I've been working on developing a screenplay since the end of 2006. I got a spark of inspiration while I was watching Metropolis of all things.
I formed a high-concept idea, and I had a setting but no story. In early-2007, I looked at a script I did for a Screenwriting class in 2002. For the earlier script (which was atrocious and I knew it even as I writing it), I had the opposite problem: a story but no setting. So I put the 2002 story into the 2006 setting, and started from there.
I took note of all the story points from my earlier script and discarded everything that unusable or just garbage. With what was left, the new setting meant several of those story points had to be changed and adapted.
Once I had my basic story points, I began to plot a new synopsis. First a one-page synopsis, then a six-page synopsis, then I kind of stopped. I decided to step away from the story and I wasn't satisfied with what I came up with, not believing that I really did justice to my idea.
In July 2008, I began talking to a friend at a pool party about my idea and before I knew it, I had a co-writer.
During the second half of 2008, we introduced new characters, fleshed out pre-existing characters, gave a better motivation to the characters, and started plotting out how scenes could work. I wrote a new six-page synopsis. I knew the first act had to be 25% of the story, the second act 50%, and the third act 25%, so when the first act started to become too long, I made the second and third acts proportionate. I moved some things from the end of the second act into the third. A lot of the second act was filler or taking up time (still!), so then I put all my focus into making the second act a middle instead of a muddle. When I was done with the long-synopsis, several changes later, it was 15 pages. Half the length of a treatment. It was February 2009 by this point.
I wanted to do a full treatment but my co-writer was anxious to start scripting, so that's what we did. My partner focused on the first act, while I did wrote the second. The second act is the hardest and really the second act is the heart of a story so that's why I wanted to write that. We'd get to the third act and develop it together. We started scripting in April 2009.
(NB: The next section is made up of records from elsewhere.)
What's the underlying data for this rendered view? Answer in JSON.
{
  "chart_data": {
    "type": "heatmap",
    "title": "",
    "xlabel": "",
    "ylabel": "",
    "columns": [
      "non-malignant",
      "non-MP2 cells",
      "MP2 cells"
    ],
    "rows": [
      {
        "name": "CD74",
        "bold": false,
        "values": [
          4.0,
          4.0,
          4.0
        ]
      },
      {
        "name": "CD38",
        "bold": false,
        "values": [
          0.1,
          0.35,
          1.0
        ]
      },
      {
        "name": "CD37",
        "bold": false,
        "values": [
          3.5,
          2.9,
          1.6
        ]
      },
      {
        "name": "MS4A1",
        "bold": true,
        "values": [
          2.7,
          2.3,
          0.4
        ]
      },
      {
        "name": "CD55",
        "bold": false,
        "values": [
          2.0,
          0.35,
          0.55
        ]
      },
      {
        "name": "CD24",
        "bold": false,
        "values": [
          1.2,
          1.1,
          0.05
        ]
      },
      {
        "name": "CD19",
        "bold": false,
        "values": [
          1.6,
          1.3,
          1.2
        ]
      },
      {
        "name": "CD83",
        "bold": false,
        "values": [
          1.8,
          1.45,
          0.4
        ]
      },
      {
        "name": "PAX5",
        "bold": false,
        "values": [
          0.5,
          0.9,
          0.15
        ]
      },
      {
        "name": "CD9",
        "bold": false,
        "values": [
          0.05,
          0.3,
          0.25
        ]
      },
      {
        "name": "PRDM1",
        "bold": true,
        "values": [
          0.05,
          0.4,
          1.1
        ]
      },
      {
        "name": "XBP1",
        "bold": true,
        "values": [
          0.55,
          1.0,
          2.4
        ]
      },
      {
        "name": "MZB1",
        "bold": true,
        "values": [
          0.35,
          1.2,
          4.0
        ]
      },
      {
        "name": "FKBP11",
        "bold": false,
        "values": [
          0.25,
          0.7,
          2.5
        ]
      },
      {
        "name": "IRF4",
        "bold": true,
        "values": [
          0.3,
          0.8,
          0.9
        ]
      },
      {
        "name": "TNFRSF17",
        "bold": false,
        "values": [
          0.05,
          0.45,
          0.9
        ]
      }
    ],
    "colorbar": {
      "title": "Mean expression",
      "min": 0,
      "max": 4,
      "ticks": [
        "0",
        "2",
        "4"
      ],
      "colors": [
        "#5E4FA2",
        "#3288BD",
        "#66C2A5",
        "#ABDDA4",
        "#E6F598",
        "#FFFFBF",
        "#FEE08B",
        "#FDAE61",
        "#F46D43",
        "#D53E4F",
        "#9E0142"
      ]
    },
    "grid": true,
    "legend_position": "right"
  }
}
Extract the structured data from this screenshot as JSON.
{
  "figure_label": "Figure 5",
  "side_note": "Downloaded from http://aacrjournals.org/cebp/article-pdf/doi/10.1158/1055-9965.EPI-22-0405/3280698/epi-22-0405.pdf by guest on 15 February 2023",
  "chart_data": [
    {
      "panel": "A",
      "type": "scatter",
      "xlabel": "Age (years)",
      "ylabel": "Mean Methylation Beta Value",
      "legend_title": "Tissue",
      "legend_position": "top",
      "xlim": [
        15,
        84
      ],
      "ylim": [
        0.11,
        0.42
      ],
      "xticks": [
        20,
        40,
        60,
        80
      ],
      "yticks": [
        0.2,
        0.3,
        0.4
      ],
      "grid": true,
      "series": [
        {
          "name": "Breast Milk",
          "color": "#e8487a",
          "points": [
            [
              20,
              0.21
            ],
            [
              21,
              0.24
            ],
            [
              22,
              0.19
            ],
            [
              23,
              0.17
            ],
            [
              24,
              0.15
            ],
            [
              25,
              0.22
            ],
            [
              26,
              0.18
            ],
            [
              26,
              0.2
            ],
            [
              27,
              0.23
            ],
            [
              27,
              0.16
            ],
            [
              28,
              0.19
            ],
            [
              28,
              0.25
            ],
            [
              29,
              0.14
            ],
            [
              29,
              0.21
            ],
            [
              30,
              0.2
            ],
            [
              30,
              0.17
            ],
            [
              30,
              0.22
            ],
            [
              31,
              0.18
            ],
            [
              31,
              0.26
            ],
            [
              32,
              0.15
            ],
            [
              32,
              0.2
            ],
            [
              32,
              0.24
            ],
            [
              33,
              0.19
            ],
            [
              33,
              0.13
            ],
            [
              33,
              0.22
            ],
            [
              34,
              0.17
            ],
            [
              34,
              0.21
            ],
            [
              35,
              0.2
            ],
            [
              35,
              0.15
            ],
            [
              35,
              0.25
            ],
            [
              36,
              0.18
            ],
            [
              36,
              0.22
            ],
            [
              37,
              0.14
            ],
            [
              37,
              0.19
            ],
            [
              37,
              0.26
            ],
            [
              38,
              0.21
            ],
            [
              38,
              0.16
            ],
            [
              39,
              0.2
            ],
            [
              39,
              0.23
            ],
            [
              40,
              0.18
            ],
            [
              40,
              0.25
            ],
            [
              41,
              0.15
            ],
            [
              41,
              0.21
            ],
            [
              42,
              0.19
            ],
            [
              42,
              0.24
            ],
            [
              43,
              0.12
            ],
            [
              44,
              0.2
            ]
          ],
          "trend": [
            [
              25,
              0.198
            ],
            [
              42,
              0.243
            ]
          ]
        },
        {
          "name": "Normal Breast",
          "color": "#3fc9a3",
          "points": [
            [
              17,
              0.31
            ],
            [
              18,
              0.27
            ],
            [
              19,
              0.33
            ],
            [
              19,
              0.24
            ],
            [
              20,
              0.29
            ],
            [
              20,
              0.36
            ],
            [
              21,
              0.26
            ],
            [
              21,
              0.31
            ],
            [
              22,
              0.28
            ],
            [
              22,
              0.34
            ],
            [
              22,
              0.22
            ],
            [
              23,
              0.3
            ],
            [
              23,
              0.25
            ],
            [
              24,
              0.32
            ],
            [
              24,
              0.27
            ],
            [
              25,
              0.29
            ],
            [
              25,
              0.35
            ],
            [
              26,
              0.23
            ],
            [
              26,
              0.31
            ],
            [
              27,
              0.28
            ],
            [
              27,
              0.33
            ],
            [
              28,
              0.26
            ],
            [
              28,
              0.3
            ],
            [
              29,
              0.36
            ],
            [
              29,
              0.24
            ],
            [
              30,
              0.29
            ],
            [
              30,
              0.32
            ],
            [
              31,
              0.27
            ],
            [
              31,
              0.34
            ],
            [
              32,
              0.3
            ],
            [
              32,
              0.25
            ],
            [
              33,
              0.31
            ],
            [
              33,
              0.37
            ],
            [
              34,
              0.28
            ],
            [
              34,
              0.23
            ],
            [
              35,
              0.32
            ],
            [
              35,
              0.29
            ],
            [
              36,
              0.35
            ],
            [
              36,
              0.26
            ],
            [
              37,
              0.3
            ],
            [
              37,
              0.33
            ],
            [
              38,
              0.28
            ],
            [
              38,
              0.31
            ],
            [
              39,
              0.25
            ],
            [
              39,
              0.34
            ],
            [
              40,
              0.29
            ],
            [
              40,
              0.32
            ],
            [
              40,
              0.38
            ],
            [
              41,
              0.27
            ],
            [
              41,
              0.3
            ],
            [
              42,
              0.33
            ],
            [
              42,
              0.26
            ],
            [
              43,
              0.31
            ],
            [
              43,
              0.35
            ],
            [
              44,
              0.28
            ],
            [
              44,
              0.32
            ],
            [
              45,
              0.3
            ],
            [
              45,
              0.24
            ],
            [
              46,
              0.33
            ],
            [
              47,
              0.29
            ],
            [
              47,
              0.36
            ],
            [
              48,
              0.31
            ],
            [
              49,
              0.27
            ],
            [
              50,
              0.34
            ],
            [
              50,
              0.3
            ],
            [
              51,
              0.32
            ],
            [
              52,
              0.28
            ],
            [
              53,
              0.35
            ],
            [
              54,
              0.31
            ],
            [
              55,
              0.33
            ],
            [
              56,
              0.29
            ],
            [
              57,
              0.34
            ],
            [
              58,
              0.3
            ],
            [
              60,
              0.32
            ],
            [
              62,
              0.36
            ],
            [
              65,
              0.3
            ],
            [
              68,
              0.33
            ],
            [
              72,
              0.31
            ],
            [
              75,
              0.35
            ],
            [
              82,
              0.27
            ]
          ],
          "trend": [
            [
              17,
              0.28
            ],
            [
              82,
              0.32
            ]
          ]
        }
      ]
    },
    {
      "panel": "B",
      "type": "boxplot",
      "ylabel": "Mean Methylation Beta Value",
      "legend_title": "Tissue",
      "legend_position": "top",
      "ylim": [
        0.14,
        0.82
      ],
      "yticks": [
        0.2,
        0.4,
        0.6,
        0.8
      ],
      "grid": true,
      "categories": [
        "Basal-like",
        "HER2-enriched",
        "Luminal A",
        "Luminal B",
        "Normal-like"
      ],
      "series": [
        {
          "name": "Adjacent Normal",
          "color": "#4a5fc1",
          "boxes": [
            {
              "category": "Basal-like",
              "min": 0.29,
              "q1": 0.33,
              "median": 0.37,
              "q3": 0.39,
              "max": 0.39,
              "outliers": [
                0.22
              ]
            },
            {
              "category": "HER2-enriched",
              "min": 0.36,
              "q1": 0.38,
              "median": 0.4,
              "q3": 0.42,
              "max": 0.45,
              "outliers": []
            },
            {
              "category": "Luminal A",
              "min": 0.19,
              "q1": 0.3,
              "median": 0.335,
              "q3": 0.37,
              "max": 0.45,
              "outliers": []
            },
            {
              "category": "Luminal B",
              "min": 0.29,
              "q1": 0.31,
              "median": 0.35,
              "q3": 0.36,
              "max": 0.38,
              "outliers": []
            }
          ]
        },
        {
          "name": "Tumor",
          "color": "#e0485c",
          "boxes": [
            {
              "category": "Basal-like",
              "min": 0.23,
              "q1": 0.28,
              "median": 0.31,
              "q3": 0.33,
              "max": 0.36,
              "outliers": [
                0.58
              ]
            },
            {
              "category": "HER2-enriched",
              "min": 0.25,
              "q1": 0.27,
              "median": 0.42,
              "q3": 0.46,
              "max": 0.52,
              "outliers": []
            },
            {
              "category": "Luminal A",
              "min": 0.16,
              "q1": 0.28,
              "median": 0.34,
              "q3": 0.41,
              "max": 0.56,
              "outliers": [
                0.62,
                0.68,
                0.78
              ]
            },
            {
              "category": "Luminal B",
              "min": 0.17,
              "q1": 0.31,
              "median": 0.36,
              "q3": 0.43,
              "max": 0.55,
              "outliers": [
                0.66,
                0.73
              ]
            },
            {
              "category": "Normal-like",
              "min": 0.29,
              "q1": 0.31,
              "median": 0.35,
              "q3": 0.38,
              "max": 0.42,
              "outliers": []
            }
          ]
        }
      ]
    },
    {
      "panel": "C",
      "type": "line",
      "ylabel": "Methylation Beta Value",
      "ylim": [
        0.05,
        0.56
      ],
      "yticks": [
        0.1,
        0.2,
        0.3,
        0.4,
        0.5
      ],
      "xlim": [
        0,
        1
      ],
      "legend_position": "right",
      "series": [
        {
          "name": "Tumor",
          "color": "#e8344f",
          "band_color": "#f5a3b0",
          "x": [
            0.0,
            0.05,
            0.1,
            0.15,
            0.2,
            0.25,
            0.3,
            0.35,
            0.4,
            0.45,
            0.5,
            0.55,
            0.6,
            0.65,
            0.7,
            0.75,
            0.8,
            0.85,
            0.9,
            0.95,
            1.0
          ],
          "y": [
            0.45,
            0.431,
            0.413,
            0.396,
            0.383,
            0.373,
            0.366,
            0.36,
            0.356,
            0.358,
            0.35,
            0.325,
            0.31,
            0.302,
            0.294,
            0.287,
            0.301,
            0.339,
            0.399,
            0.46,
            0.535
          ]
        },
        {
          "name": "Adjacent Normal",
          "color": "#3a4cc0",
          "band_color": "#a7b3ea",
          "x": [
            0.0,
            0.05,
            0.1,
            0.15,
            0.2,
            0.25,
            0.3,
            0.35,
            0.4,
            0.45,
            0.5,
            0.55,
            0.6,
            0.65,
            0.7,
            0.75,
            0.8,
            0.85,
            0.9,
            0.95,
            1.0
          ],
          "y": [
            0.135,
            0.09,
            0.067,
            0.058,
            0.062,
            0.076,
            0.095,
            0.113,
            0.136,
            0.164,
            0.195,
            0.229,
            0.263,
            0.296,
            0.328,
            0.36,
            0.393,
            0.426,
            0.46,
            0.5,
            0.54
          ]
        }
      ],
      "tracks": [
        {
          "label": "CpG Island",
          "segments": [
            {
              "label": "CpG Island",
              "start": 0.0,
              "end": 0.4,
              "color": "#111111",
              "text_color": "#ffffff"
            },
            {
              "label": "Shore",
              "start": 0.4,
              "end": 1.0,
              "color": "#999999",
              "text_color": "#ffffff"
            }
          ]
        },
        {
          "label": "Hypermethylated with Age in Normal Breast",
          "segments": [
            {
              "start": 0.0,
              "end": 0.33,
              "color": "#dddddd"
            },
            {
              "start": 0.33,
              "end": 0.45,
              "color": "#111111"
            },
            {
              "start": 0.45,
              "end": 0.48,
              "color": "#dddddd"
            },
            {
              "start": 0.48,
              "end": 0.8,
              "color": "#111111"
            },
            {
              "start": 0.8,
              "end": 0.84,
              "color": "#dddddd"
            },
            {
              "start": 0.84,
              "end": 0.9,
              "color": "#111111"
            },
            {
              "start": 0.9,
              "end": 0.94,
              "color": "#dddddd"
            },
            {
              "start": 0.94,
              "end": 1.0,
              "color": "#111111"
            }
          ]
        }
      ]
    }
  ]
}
When we started scripting, we found that certain things worked better in synopsis form than in dialogue or scenes (part of why I wanted to do a treatment first), so we've had to rethink things. My co-writer is still finishing the first act (yes, I knew it's 17 months later), and I had to throw out the entire synopsis for the second half of the second act. After I rewrote the second half of the second half, I scripted it, and the entire second act turned out to be 63 pages.
I decided to take a break after that to wait for my co-writer to catch up, then after a few months decided to take another look at the second act and cut 20 pages out of it. I decided I couldn't add any more into what used to be the "second half" so decided to look at the "first half" and decided to shift a few scenes from the end of the first act into the second and expand them into their own sequence. Scenes my co-writer hadn't gotten to yet. I saw that we could've used a bit more set-up transitioning from the first act to the second and everything was too abrupt. My co-writer agreed, and that's where I am now: scripting the beginning of the second act and connecting it to the rest of what I have.